Empat mantan anggota DPRD Gunung Kidul yang dieksekusi hari ini, yakni Nurhadi Rahmanto, Bambang Eko Prabowo, Purwo Darminto dan Naomi Prirusmiyati.

"Empat terpidana langsung kami bawa ke Lapas Wirogunan," kata Kepala Seksi (Kasi) Pidana Khusus (Pidsus) Kejari Gunung Kidul M Darojat di Gunung Kidul, Rabu.

Ia mengatakan sampai hari ini, Kejari Gunung Kidul telah mengeksekusi tujuh terpidana ke Lapas Wirogunan untuk menjalani masa hukuman selama 1 tahun penjara.

Sebenarnya, kata Darojat, di dalam eksekusi kali ini ada sembilan orang, tapi baru terlaksana untuk tujuh orang terpidana. “Kami akan mengeksekusi Supriyono pada awal Juli. Sedangkan untuk FX Ngatijan tidak bisa karena yang bersangkutan telah meninggal dunia,” katanya.

Dia menambahkan, khusus untuk Supriyono, kejaksaan memberikan kelonggaran karena yang bersangkutan telah mengajukan surat permintaan untuk menunda eksekusi. “Dia masih memiliki tugas dan kewajiban pekerjaan yang harus diselesaikan,” katanya.

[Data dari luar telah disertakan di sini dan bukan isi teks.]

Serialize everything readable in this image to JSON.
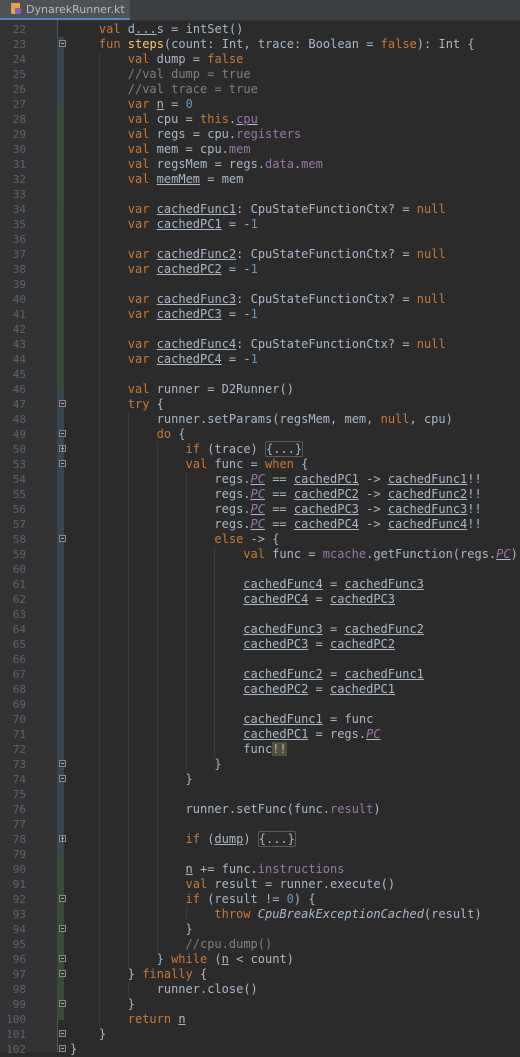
{
  "tab": {
    "file_name": "DynarekRunner.kt",
    "close_icon": "×"
  },
  "editor": {
    "lines": [
      {
        "n": "22",
        "indent": 1,
        "html": "<span class=\"kw\">val</span> d<span class=\"ul\">...</span>s = intSet()"
      },
      {
        "n": "23",
        "indent": 1,
        "html": "<span class=\"kw\">fun</span> <span class=\"fn\">steps</span>(count: Int, trace: Boolean = <span class=\"kw\">false</span>): Int {",
        "fold": "minus"
      },
      {
        "n": "24",
        "indent": 2,
        "html": "<span class=\"kw\">val</span> dump = <span class=\"kw\">false</span>"
      },
      {
        "n": "25",
        "indent": 2,
        "html": "<span class=\"cm\">//val dump = true</span>"
      },
      {
        "n": "26",
        "indent": 2,
        "html": "<span class=\"cm\">//val trace = true</span>"
      },
      {
        "n": "27",
        "indent": 2,
        "html": "<span class=\"kw\">var</span> <span class=\"ul\">n</span> = <span class=\"nm\">0</span>"
      },
      {
        "n": "28",
        "indent": 2,
        "html": "<span class=\"kw\">val</span> cpu = <span class=\"kw\">this</span>.<span class=\"prop ul\">cpu</span>"
      },
      {
        "n": "29",
        "indent": 2,
        "html": "<span class=\"kw\">val</span> regs = cpu.<span class=\"prop\">registers</span>"
      },
      {
        "n": "30",
        "indent": 2,
        "html": "<span class=\"kw\">val</span> mem = cpu.<span class=\"prop\">mem</span>"
      },
      {
        "n": "31",
        "indent": 2,
        "html": "<span class=\"kw\">val</span> regsMem = regs.<span class=\"prop\">data</span>.<span class=\"prop\">mem</span>"
      },
      {
        "n": "32",
        "indent": 2,
        "html": "<span class=\"kw\">val</span> <span class=\"ul\">memMem</span> = mem"
      },
      {
        "n": "33",
        "indent": 2,
        "html": ""
      },
      {
        "n": "34",
        "indent": 2,
        "html": "<span class=\"kw\">var</span> <span class=\"ul\">cachedFunc1</span>: CpuStateFunctionCtx? = <span class=\"kw\">null</span>"
      },
      {
        "n": "35",
        "indent": 2,
        "html": "<span class=\"kw\">var</span> <span class=\"ul\">cachedPC1</span> = -<span class=\"nm\">1</span>"
      },
      {
        "n": "36",
        "indent": 2,
        "html": ""
      },
      {
        "n": "37",
        "indent": 2,
        "html": "<span class=\"kw\">var</span> <span class=\"ul\">cachedFunc2</span>: CpuStateFunctionCtx? = <span class=\"kw\">null</span>"
      },
      {
        "n": "38",
        "indent": 2,
        "html": "<span class=\"kw\">var</span> <span class=\"ul\">cachedPC2</span> = -<span class=\"nm\">1</span>"
      },
      {
        "n": "39",
        "indent": 2,
        "html": ""
      },
      {
        "n": "40",
        "indent": 2,
        "html": "<span class=\"kw\">var</span> <span class=\"ul\">cachedFunc3</span>: CpuStateFunctionCtx? = <span class=\"kw\">null</span>"
      },
      {
        "n": "41",
        "indent": 2,
        "html": "<span class=\"kw\">var</span> <span class=\"ul\">cachedPC3</span> = -<span class=\"nm\">1</span>"
      },
      {
        "n": "42",
        "indent": 2,
        "html": ""
      },
      {
        "n": "43",
        "indent": 2,
        "html": "<span class=\"kw\">var</span> <span class=\"ul\">cachedFunc4</span>: CpuStateFunctionCtx? = <span class=\"kw\">null</span>"
      },
      {
        "n": "44",
        "indent": 2,
        "html": "<span class=\"kw\">var</span> <span class=\"ul\">cachedPC4</span> = -<span class=\"nm\">1</span>"
      },
      {
        "n": "45",
        "indent": 2,
        "html": ""
      },
      {
        "n": "46",
        "indent": 2,
        "html": "<span class=\"kw\">val</span> runner = D2Runner()"
      },
      {
        "n": "47",
        "indent": 2,
        "html": "<span class=\"kw\">try</span> {",
        "fold": "minus"
      },
      {
        "n": "48",
        "indent": 3,
        "html": "runner.setParams(regsMem, mem, <span class=\"kw\">null</span>, cpu)"
      },
      {
        "n": "49",
        "indent": 3,
        "html": "<span class=\"kw\">do</span> {",
        "fold": "minus"
      },
      {
        "n": "50",
        "indent": 4,
        "html": "<span class=\"kw\">if</span> (trace) <span class=\"folded\">{...}</span>",
        "fold": "plus"
      },
      {
        "n": "53",
        "indent": 4,
        "html": "<span class=\"kw\">val</span> func = <span class=\"kw\">when</span> {",
        "fold": "minus"
      },
      {
        "n": "54",
        "indent": 5,
        "html": "regs.<span class=\"prop ul it\">PC</span> == <span class=\"ul\">cachedPC1</span> -&gt; <span class=\"ul\">cachedFunc1</span>!!"
      },
      {
        "n": "55",
        "indent": 5,
        "html": "regs.<span class=\"prop ul it\">PC</span> == <span class=\"ul\">cachedPC2</span> -&gt; <span class=\"ul\">cachedFunc2</span>!!"
      },
      {
        "n": "56",
        "indent": 5,
        "html": "regs.<span class=\"prop ul it\">PC</span> == <span class=\"ul\">cachedPC3</span> -&gt; <span class=\"ul\">cachedFunc3</span>!!"
      },
      {
        "n": "57",
        "indent": 5,
        "html": "regs.<span class=\"prop ul it\">PC</span> == <span class=\"ul\">cachedPC4</span> -&gt; <span class=\"ul\">cachedFunc4</span>!!"
      },
      {
        "n": "58",
        "indent": 5,
        "html": "<span class=\"kw\">else</span> -&gt; {",
        "fold": "minus"
      },
      {
        "n": "59",
        "indent": 6,
        "html": "<span class=\"kw\">val</span> func = <span class=\"prop\">mcache</span>.getFunction(regs.<span class=\"prop ul it\">PC</span>)"
      },
      {
        "n": "60",
        "indent": 6,
        "html": ""
      },
      {
        "n": "61",
        "indent": 6,
        "html": "<span class=\"ul\">cachedFunc4</span> = <span class=\"ul\">cachedFunc3</span>"
      },
      {
        "n": "62",
        "indent": 6,
        "html": "<span class=\"ul\">cachedPC4</span> = <span class=\"ul\">cachedPC3</span>"
      },
      {
        "n": "63",
        "indent": 6,
        "html": ""
      },
      {
        "n": "64",
        "indent": 6,
        "html": "<span class=\"ul\">cachedFunc3</span> = <span class=\"ul\">cachedFunc2</span>"
      },
      {
        "n": "65",
        "indent": 6,
        "html": "<span class=\"ul\">cachedPC3</span> = <span class=\"ul\">cachedPC2</span>"
      },
      {
        "n": "66",
        "indent": 6,
        "html": ""
      },
      {
        "n": "67",
        "indent": 6,
        "html": "<span class=\"ul\">cachedFunc2</span> = <span class=\"ul\">cachedFunc1</span>"
      },
      {
        "n": "68",
        "indent": 6,
        "html": "<span class=\"ul\">cachedPC2</span> = <span class=\"ul\">cachedPC1</span>"
      },
      {
        "n": "69",
        "indent": 6,
        "html": ""
      },
      {
        "n": "70",
        "indent": 6,
        "html": "<span class=\"ul\">cachedFunc1</span> = func"
      },
      {
        "n": "71",
        "indent": 6,
        "html": "<span class=\"ul\">cachedPC1</span> = regs.<span class=\"prop ul it\">PC</span>"
      },
      {
        "n": "72",
        "indent": 6,
        "html": "func<span class=\"warn\">!!</span>"
      },
      {
        "n": "73",
        "indent": 5,
        "html": "}",
        "fold": "minus"
      },
      {
        "n": "74",
        "indent": 4,
        "html": "}",
        "fold": "minus"
      },
      {
        "n": "75",
        "indent": 4,
        "html": ""
      },
      {
        "n": "76",
        "indent": 4,
        "html": "runner.setFunc(func.<span class=\"prop\">result</span>)"
      },
      {
        "n": "77",
        "indent": 4,
        "html": ""
      },
      {
        "n": "78",
        "indent": 4,
        "html": "<span class=\"kw\">if</span> (<span class=\"ul\">dump</span>) <span class=\"folded\">{...}</span>",
        "fold": "plus"
      },
      {
        "n": "79",
        "indent": 4,
        "html": ""
      },
      {
        "n": "90",
        "indent": 4,
        "html": "<span class=\"ul\">n</span> += func.<span class=\"prop\">instructions</span>"
      },
      {
        "n": "91",
        "indent": 4,
        "html": "<span class=\"kw\">val</span> result = runner.execute()"
      },
      {
        "n": "92",
        "indent": 4,
        "html": "<span class=\"kw\">if</span> (result != <span class=\"nm\">0</span>) {",
        "fold": "minus"
      },
      {
        "n": "93",
        "indent": 5,
        "html": "<span class=\"kw\">throw</span> <span class=\"it\">CpuBreakExceptionCached</span>(result)"
      },
      {
        "n": "94",
        "indent": 4,
        "html": "}",
        "fold": "minus"
      },
      {
        "n": "95",
        "indent": 4,
        "html": "<span class=\"cm\">//cpu.dump()</span>"
      },
      {
        "n": "96",
        "indent": 3,
        "html": "} <span class=\"kw\">while</span> (<span class=\"ul\">n</span> &lt; count)",
        "fold": "minus"
      },
      {
        "n": "97",
        "indent": 2,
        "html": "} <span class=\"kw\">finally</span> {",
        "fold": "minus"
      },
      {
        "n": "98",
        "indent": 3,
        "html": "runner.close()"
      },
      {
        "n": "99",
        "indent": 2,
        "html": "}",
        "fold": "minus"
      },
      {
        "n": "100",
        "indent": 2,
        "html": "<span class=\"kw\">return</span> <span class=\"ul\">n</span>"
      },
      {
        "n": "101",
        "indent": 1,
        "html": "}",
        "fold": "minus"
      },
      {
        "n": "102",
        "indent": 0,
        "html": "}",
        "fold": "minus"
      }
    ]
  },
  "colors": {
    "background": "#2b2b2b",
    "gutter": "#313335",
    "keyword": "#cc7832",
    "function": "#ffc66d",
    "number": "#6897bb",
    "comment": "#808080",
    "property": "#9876aa",
    "vcs_added": "#384c38",
    "vcs_modified": "#374752"
  }
}
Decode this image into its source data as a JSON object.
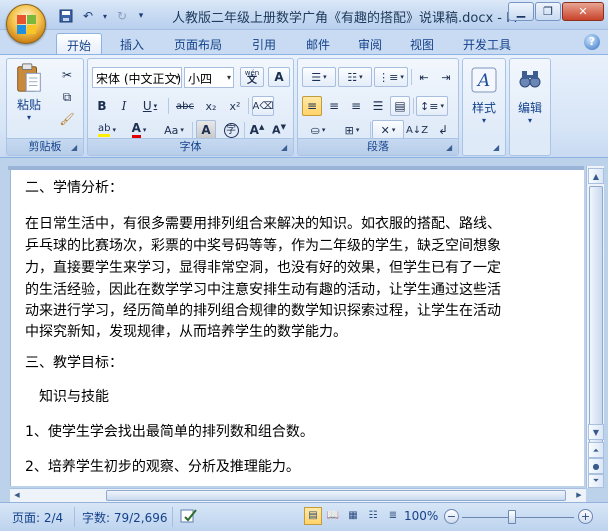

Kepala Kejaksaan Negeri Gunung Kidul Asnawi Mukti mengatakan pihaknya tidak mempermasalahkan adanya penundaan eksekusi untuk salah satu mantan anggota dewan yang tersangkut kasus korupsi.

Menurut dia, pelaksanaan hanya masalah waktu karena terpenting yang bersangkutan siap menjalani hukuman tersebut. “Ini menyangkut kemanusiaan. Jadi, permintaan untuk eksekusi awal Juli kami kabulkan,” katanya.

Sementara itu, salah seorang terpidana, Bambang Eko Prabowo mengatakan siap menjalani hukuman sesuai dengan putusan pengadilan.

“Saya siap menjalani hukuman selama satu tahun dan secara pribadi tidak akan mengajukan peninjauan kembali (PK). Selain prosesnya panjang, pengajuan juga tidak akan menghalangi proses eksekusi,” kata Bambang.

Meski siap menjalani hukuman, Bambang merasa tidak bersalah. Selain telah mengembalikan uang kerugian, pada saat tahun anggaran berjalan (2003-2004) terjadi kekosongan hukum karena tidak ada peraturan yang mengatur tentang tunjangan dewan saat itu.

"Penggunaan anggaran juga sudah melalui kesepakatan bersama asosiasi ketua DPRD seluruh Indonesia," katanya.

Baca juga: Warga Gunung Kidul tidak terpancing isu "people power"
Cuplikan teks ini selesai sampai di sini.